J’ai dit que tout est blanc, mais c’est un peu exagéré. Le ciel est blanc/gris, et il y a quelques bosquets verts, et des forêts de sapins, toutes vertes aussi. Ça réchauffe un peu le tableau, parce que pour le moment, il faut quand même très froid. À l’abri du vent, ça va, mais dans la plaine, les rafales sont glacées. Je sens que le bout de mon nez est en train de rougir.
Je suis maintenant un sentier, dans la forêt, heureux de marcher dans cette nature. Qui ne le serait pas ! Quand tout à coup, j’entends des piétinements. Je ne peux pas les manquer, jusque-là c’était le silence absolu. Ça accélère, ça hésite, ça panique, c’est sûr, je ne suis plus seul. Du coup, je suis en alerte. Super tendu.
Au bout d’un moment – ça me semble une éternité – je vois quelque chose qui bouge derrière des arbres. J’hésite à faire la course de ma vie, mais finalement c’est la curiosité qui gagne. Tout doucement, je me déplace, pour essayer de comprendre ce qu’il se passe.
Planqué derrière une branche, je vois enfin à qui j’ai affaire : des cerfs, ce sont des cerfs ! Dans les Highlands, on peut en croiser assez souvent. J’en ai déjà vu, mais d’habitude, ils restent plutôt loin. J’avais essayé d’en approcher, mais à chaque fois ils avaient déguerpi aussi sec.
Mais aujourd’hui, je suis quasiment nez à nez avec des cerfs. Je suis tellement proche, que je peux entendre leur respiration. Il y a … allez … une quinzaine de mètres entre eux et moi, à tout casser.

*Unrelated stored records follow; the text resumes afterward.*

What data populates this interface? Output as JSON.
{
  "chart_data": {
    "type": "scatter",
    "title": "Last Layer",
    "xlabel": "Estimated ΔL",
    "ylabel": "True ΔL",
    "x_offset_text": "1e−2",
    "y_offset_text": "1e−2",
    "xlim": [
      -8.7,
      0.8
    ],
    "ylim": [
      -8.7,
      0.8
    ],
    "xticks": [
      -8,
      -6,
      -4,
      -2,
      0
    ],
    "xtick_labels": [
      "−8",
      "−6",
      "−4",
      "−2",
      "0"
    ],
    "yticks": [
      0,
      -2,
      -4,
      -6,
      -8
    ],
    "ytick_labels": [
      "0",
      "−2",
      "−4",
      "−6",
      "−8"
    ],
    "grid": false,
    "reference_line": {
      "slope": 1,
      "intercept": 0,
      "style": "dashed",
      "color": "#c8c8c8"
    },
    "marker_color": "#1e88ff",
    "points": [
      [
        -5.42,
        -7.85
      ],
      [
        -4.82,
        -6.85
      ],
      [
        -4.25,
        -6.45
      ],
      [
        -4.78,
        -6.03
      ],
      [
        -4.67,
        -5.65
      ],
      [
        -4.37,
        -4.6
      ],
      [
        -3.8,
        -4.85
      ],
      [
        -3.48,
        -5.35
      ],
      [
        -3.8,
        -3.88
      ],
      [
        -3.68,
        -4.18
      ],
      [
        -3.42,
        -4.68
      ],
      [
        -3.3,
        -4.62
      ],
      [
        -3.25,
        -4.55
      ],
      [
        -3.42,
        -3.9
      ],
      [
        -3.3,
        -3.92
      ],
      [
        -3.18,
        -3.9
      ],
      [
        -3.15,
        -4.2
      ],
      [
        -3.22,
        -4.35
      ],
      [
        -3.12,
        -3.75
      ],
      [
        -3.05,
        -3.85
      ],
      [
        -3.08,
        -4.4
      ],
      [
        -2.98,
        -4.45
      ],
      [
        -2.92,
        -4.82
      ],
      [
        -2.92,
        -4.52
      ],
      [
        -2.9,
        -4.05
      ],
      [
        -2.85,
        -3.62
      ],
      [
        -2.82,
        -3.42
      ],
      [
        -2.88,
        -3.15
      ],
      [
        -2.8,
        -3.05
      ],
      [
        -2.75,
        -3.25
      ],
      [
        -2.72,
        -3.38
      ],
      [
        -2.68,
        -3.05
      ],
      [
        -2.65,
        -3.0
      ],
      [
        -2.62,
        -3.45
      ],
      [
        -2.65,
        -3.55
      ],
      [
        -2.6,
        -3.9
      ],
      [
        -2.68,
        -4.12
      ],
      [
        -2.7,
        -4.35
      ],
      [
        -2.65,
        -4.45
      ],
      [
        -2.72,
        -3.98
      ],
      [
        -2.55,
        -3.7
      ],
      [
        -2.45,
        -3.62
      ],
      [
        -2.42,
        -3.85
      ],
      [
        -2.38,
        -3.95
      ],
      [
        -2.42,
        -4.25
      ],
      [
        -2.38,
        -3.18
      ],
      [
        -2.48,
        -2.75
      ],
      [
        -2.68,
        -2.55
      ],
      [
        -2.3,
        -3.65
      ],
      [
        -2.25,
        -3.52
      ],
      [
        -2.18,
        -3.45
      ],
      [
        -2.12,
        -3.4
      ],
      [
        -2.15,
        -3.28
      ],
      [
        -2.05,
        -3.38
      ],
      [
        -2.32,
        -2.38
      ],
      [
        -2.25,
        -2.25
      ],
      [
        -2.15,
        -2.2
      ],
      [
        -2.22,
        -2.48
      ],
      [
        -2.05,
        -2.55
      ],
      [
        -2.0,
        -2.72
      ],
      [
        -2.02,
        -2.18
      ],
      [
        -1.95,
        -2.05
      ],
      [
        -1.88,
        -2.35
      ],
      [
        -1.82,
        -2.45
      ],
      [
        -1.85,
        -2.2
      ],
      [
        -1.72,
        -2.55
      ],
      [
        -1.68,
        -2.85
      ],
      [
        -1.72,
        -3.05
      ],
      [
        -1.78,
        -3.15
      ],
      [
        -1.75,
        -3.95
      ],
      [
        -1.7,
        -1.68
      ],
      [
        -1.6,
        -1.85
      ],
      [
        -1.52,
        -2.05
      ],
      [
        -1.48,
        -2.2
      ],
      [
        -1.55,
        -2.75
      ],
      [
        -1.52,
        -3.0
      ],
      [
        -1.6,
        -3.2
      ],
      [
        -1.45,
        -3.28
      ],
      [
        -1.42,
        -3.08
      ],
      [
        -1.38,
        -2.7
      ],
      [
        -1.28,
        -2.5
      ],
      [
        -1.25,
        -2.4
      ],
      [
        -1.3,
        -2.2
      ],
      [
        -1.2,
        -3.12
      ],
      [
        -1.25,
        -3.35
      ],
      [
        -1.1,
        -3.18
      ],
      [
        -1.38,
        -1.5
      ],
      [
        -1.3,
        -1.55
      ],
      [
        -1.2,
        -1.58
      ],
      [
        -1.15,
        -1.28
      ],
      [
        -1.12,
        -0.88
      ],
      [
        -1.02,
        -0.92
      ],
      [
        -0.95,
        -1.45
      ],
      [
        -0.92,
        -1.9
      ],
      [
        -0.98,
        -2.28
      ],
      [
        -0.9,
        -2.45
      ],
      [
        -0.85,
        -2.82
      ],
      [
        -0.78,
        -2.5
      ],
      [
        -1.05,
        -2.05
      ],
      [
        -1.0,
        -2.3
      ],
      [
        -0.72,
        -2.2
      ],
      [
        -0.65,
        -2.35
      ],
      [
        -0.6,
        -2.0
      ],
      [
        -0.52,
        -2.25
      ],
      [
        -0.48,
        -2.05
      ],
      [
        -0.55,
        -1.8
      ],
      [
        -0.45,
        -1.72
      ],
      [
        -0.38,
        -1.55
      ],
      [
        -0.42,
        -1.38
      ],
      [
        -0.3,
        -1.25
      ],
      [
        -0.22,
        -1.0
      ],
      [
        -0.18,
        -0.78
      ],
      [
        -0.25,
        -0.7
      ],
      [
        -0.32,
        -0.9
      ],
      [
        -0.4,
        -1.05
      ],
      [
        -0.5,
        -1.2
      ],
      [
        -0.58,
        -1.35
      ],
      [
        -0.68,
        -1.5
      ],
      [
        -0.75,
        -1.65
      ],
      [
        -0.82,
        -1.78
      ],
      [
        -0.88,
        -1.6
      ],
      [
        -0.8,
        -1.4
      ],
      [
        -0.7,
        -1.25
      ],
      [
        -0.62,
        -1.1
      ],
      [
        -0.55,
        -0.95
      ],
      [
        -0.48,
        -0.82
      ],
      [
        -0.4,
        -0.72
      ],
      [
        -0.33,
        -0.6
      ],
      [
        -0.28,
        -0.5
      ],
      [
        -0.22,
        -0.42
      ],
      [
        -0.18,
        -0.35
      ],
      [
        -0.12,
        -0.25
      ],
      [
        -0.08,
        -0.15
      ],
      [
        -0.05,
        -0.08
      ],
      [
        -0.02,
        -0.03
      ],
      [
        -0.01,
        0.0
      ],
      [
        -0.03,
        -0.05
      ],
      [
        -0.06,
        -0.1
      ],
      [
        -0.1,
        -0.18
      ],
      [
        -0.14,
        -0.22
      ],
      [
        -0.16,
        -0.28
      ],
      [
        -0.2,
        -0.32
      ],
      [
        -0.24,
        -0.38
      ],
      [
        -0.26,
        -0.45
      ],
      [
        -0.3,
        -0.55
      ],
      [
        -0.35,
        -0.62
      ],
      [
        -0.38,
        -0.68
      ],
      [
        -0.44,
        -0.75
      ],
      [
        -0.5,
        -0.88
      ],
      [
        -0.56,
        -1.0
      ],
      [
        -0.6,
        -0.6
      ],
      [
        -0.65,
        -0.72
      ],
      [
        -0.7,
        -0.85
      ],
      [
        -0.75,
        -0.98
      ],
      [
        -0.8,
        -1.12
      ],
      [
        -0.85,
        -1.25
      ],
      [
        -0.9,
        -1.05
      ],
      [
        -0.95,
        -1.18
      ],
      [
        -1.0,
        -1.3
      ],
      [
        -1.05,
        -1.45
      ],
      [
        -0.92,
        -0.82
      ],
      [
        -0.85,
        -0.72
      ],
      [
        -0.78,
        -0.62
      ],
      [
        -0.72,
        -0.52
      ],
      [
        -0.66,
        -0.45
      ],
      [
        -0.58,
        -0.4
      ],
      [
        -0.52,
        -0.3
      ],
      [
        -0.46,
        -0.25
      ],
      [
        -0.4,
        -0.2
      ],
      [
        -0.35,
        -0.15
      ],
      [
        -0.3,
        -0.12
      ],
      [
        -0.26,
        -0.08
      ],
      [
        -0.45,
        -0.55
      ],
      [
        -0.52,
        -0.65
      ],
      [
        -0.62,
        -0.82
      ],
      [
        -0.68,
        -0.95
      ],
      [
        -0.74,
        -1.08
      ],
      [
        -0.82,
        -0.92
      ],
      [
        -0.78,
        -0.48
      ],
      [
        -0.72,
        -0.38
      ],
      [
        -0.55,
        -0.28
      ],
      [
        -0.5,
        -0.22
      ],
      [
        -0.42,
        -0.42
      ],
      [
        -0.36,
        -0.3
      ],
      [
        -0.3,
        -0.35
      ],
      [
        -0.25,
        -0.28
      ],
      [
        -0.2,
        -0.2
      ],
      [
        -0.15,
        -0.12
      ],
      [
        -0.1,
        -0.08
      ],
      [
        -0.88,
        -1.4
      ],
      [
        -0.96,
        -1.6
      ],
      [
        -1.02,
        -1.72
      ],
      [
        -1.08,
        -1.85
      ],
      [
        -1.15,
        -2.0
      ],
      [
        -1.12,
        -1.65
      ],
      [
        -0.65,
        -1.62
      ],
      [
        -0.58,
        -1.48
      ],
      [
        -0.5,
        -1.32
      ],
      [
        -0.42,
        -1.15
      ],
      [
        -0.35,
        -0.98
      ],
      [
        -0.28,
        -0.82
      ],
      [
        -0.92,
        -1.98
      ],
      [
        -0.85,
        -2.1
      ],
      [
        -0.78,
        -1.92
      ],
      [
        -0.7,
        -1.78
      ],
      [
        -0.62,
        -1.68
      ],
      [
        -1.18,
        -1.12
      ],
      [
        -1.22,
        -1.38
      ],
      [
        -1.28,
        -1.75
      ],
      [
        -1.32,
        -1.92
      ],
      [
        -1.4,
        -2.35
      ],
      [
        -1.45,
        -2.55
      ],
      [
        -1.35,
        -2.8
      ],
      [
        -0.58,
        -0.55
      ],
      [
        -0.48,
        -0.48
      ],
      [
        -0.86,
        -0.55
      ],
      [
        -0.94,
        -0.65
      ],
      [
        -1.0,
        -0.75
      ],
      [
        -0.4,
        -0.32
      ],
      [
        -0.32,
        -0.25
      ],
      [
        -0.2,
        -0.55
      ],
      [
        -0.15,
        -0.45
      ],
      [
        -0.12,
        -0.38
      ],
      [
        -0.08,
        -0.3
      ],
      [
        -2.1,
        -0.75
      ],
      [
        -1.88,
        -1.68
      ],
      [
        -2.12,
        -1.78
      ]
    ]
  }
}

C’est un étrange face à face, je suis seul et ils sont trois. C’est très émouvant en fait.
Bon, pas trop pour l’un des cerfs, qui décide de partir. Le deuxième cerf n’est pas tellement plus intéressé, parce qu’il part aussi. Il reste le troisième, qui me regarde droit dans les yeux. J’essaie de comprendre ce qu’il a en tête.
Est-ce qu’il est chargé de protéger le reste du groupe, et c’est pour ça qu’il reste en arrière ? Est-ce qu’il a peur ? Il n’a pas l’air. Est-ce qu’il est plus curieux que les autres ? Je ne sais pas, mais il a l’air très calme.
Alors, moi aussi, ça me calme. Je vois ses narines bouger, et moi, mes sens sont décuplés. L’odeur du sous-bois, le craquement de la neige, le regard du cerf, le goût du suspense. J’ai l’impression de faire un avec la nature écossaise. Je suis charmé !
Au bout de quelques minutes, le cerf se décide à partir. Il me regarde une dernière fois, avant de disparaître derrière les bosquets. Le cerf n’est plus là, mais son souvenir n’est pas près de s’effacer. Dans ma mémoire, il est profondément gravé.